(Australian Associated Press)
Scott Morrison has warned against the dangers of taking a transactional, “zero-sum” approach to international relations and called for world trade reform on his first visit to London as Prime Minister.
Mr Morrison makes his maiden voyage to the United Kingdom as mass rallies and protests marking the visit of US President Donald Trump clog the streets.
Meanwhile, the UK political establishment is concentrating on the impending departure of British Prime Minister Theresa May after almost three arduous years of failed talks to strike a Brexit deal.
Amid the political chaos in the UK, Mr Morrison warned a gathering of business leaders that the global trading system was under “real and sustained pressure” and that the trade conflict between the US and China was putting the prosperity and living standards of billions of people at risk.

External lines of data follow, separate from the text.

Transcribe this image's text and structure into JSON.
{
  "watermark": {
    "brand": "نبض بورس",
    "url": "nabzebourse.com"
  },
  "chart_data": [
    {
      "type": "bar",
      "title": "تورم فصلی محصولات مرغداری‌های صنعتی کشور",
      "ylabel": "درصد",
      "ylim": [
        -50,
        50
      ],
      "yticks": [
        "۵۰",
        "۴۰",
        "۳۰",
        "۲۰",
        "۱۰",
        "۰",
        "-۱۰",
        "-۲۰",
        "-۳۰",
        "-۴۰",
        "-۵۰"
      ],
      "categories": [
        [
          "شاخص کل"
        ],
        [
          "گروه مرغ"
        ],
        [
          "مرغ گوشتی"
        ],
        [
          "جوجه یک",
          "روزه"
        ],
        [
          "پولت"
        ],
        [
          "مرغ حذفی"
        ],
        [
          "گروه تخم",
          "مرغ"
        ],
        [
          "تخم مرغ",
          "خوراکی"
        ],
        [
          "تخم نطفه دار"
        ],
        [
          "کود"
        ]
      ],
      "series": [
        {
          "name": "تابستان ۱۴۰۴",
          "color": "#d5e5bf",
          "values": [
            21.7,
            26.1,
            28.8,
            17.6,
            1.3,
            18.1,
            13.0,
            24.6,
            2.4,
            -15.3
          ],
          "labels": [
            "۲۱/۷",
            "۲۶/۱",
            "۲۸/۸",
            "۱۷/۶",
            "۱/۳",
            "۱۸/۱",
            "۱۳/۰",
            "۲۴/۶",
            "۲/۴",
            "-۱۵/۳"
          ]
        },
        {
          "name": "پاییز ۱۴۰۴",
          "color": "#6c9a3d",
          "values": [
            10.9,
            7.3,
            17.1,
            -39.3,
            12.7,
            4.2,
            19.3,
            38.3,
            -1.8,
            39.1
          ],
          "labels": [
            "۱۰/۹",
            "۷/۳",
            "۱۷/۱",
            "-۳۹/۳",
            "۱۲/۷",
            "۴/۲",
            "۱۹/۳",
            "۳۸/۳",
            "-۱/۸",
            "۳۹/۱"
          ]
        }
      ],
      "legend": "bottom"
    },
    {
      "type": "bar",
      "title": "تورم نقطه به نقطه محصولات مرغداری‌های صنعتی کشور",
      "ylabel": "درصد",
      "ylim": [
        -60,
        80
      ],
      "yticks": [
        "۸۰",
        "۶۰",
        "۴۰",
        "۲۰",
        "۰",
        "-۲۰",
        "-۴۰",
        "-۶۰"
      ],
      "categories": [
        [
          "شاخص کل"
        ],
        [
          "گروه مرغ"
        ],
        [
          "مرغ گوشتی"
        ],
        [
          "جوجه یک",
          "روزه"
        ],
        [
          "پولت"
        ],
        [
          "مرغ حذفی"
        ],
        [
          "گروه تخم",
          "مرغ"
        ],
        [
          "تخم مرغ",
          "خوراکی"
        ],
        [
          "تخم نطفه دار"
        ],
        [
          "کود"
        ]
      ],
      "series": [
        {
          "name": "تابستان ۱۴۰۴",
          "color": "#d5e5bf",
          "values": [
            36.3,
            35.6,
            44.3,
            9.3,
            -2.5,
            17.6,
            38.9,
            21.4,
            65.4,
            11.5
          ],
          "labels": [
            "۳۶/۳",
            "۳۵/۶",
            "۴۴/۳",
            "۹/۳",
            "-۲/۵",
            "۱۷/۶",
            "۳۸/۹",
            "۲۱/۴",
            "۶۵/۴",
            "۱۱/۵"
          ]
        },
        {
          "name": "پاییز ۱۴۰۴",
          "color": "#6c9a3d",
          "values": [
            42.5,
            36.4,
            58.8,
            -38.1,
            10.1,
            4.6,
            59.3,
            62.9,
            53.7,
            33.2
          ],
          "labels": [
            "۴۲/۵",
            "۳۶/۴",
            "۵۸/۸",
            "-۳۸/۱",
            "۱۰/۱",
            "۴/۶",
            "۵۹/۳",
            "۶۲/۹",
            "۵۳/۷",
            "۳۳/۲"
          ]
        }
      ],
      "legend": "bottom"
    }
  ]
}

“We must do everything we can to avoid a zero-sum mindset developing, especially when it comes to global trade and commerce,” he said in a speech to the Australian-UK Chamber of Commerce on Tuesday.
“And we must guard against the lurch towards a narrow, transactional approach to international relations – where our relationships and the ambitions for the world we share, become nothing more than the sum of our deals.”
The prime minister stressed that international relations were not merely economic, but fostered by shared experiences and history.
He used the example of D-Day, where he will be attending a ceremony commemorating the 75th anniversary of on Wednesday, and the Bretton Woods conference in 1944, which has underpinned the post-war liberal economic order.
Mr Morrison said that conference led to the foundation of the World Bank, the IMF and the original General Agreement on Tariffs and Trade and culminated in the establishment of the World Trade Organisation.
He called for reform of the WTO to avoid a further breakdown of international relations into a cold economic transactions.
“The WTO remains the best foundation we have for securing continued prosperity in a fast-changing world; as the Brexit debate in this country demonstrates only too well,” he said.
“So we must remain committed to this task – to allow commercial society to flourish – to allow the people in this room – the entrepreneurs, the employers, the risk takers – to make the investment decisions so vital to future prosperity.
“It is critical, therefore, that like-minded countries, including Australia and the United Kingdom, lend their support to WTO reform – to mend, not end, the rules-based trading system.”